Monday, January 30, 2012
I have a daughter, The Bipolar Princess, that's sick. She's really, really sick, life threatening sick.
Not only is she fighting worsening symptoms of bipolar, she got another MRSA infection. This one's not like the last ones. This one is consuming her body. Her immune system is gone from fighting the infection. Today she got the news from her doctor that she will probably need surgery to rid her body of the invasive infection. She sees the surgeon tomorrow.
The MRSA began on her thigh and now the doctors fear it's reached the bone. She's been on IV antibiotics as well as oral ones. Nothing's helping. It seems surgery is inevitable and in her weakened condition, both mentally and physically, it's very, very dangerous.

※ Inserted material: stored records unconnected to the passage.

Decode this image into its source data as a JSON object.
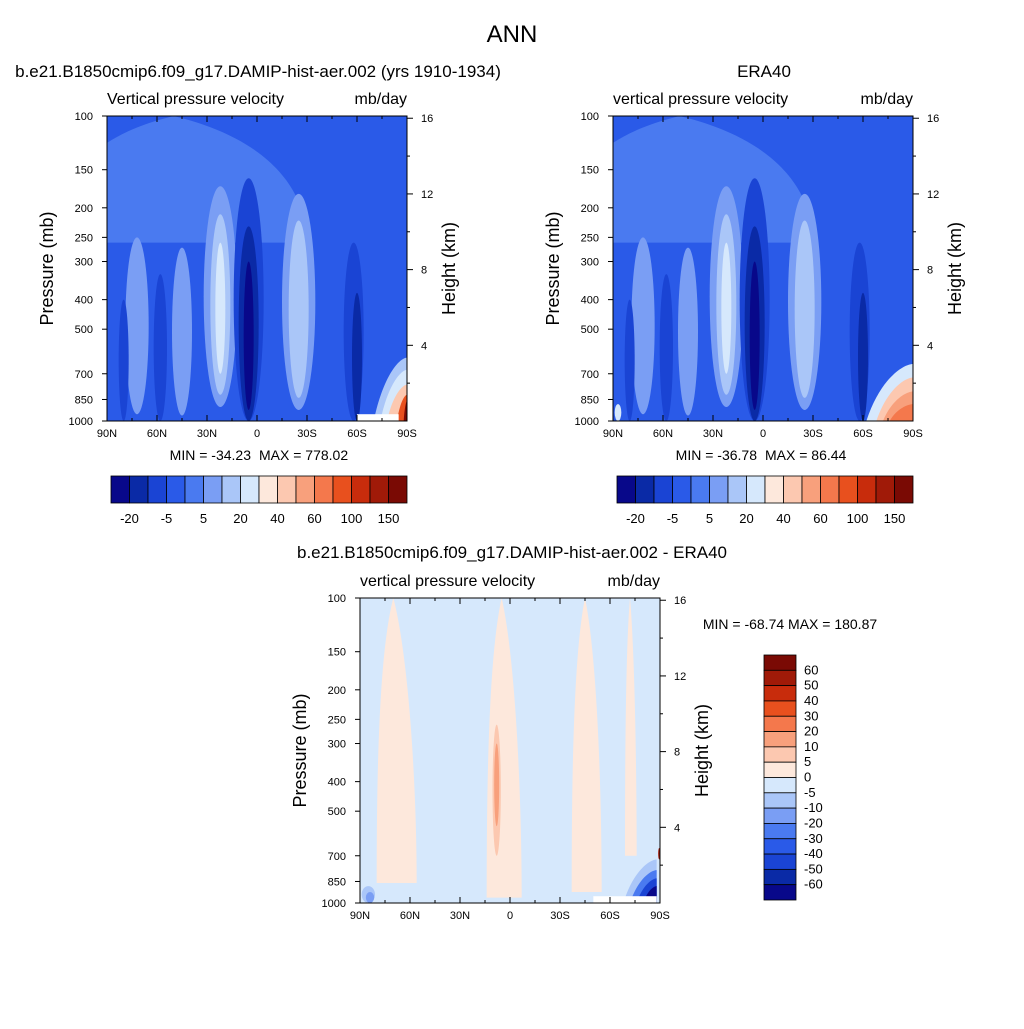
{
  "main_title": "ANN",
  "colors": {
    "model_obs_scale": [
      "#08088a",
      "#0a2aa6",
      "#1a44d4",
      "#2a5ae8",
      "#4a7af0",
      "#7a9ef4",
      "#aac6f8",
      "#d6e8fc",
      "#fde8dc",
      "#fcc8b0",
      "#f8a07c",
      "#f4784c",
      "#e8501e",
      "#c82c0c",
      "#a01a08",
      "#7a0a04"
    ],
    "diff_scale": [
      "#08088a",
      "#0a2aa6",
      "#1a44d4",
      "#2a5ae8",
      "#4a7af0",
      "#7a9ef4",
      "#aac6f8",
      "#d6e8fc",
      "#fde8dc",
      "#fcc8b0",
      "#f8a07c",
      "#f4784c",
      "#e8501e",
      "#c82c0c",
      "#a01a08",
      "#7a0a04"
    ]
  },
  "chart_data": [
    {
      "type": "heatmap",
      "panel": "model",
      "title": "b.e21.B1850cmip6.f09_g17.DAMIP-hist-aer.002 (yrs 1910-1934)",
      "left_string": "Vertical pressure velocity",
      "right_string": "mb/day",
      "x_tick_labels": [
        "90N",
        "60N",
        "30N",
        "0",
        "30S",
        "60S",
        "90S"
      ],
      "x_range": [
        90,
        -90
      ],
      "ylabel": "Pressure (mb)",
      "y_tick_labels": [
        "100",
        "150",
        "200",
        "250",
        "300",
        "400",
        "500",
        "700",
        "850",
        "1000"
      ],
      "y_range_mb": [
        1000,
        100
      ],
      "y_scale": "log",
      "y2label": "Height (km)",
      "y2_tick_labels": [
        "16",
        "12",
        "8",
        "4"
      ],
      "min_text": "MIN = -34.23",
      "max_text": "MAX = 778.02",
      "min": -34.23,
      "max": 778.02,
      "colorbar_orientation": "horizontal",
      "colorbar_tick_labels": [
        "-20",
        "-5",
        "5",
        "20",
        "40",
        "60",
        "100",
        "150"
      ]
    },
    {
      "type": "heatmap",
      "panel": "observations",
      "title": "ERA40",
      "left_string": "vertical pressure velocity",
      "right_string": "mb/day",
      "x_tick_labels": [
        "90N",
        "60N",
        "30N",
        "0",
        "30S",
        "60S",
        "90S"
      ],
      "x_range": [
        90,
        -90
      ],
      "ylabel": "Pressure (mb)",
      "y_tick_labels": [
        "100",
        "150",
        "200",
        "250",
        "300",
        "400",
        "500",
        "700",
        "850",
        "1000"
      ],
      "y_range_mb": [
        1000,
        100
      ],
      "y_scale": "log",
      "y2label": "Height (km)",
      "y2_tick_labels": [
        "16",
        "12",
        "8",
        "4"
      ],
      "min_text": "MIN = -36.78",
      "max_text": "MAX =  86.44",
      "min": -36.78,
      "max": 86.44,
      "colorbar_orientation": "horizontal",
      "colorbar_tick_labels": [
        "-20",
        "-5",
        "5",
        "20",
        "40",
        "60",
        "100",
        "150"
      ]
    },
    {
      "type": "heatmap",
      "panel": "difference",
      "title": "b.e21.B1850cmip6.f09_g17.DAMIP-hist-aer.002 - ERA40",
      "left_string": "vertical pressure velocity",
      "right_string": "mb/day",
      "x_tick_labels": [
        "90N",
        "60N",
        "30N",
        "0",
        "30S",
        "60S",
        "90S"
      ],
      "x_range": [
        90,
        -90
      ],
      "ylabel": "Pressure (mb)",
      "y_tick_labels": [
        "100",
        "150",
        "200",
        "250",
        "300",
        "400",
        "500",
        "700",
        "850",
        "1000"
      ],
      "y_range_mb": [
        1000,
        100
      ],
      "y_scale": "log",
      "y2label": "Height (km)",
      "y2_tick_labels": [
        "16",
        "12",
        "8",
        "4"
      ],
      "min_text": "MIN = -68.74",
      "max_text": "MAX = 180.87",
      "min": -68.74,
      "max": 180.87,
      "colorbar_orientation": "vertical",
      "colorbar_tick_labels": [
        "60",
        "50",
        "40",
        "30",
        "20",
        "10",
        "5",
        "0",
        "-5",
        "-10",
        "-20",
        "-30",
        "-40",
        "-50",
        "-60"
      ]
    }
  ]
}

She called me in hysterics today after she got the news. There was nothing I could say, nothing I could do, but listen to her sobs. All I could do was listen and cry with the girl that will have another huge scar added to her collection of scars from dozens of surgeries.
I cried with the girl that's afraid, that's sick of being sick, that's trying to fight the curve balls thrown her way at each and every turn in the road. It's no wonder she feels like giving up.
Bipolar we can deal with. The possibility of losing her to a virulent staph infection scares the holy hell out of me. Losing my cousin to a staph infection several years ago only heightens my fear. This is serious folks, and this mama is scared.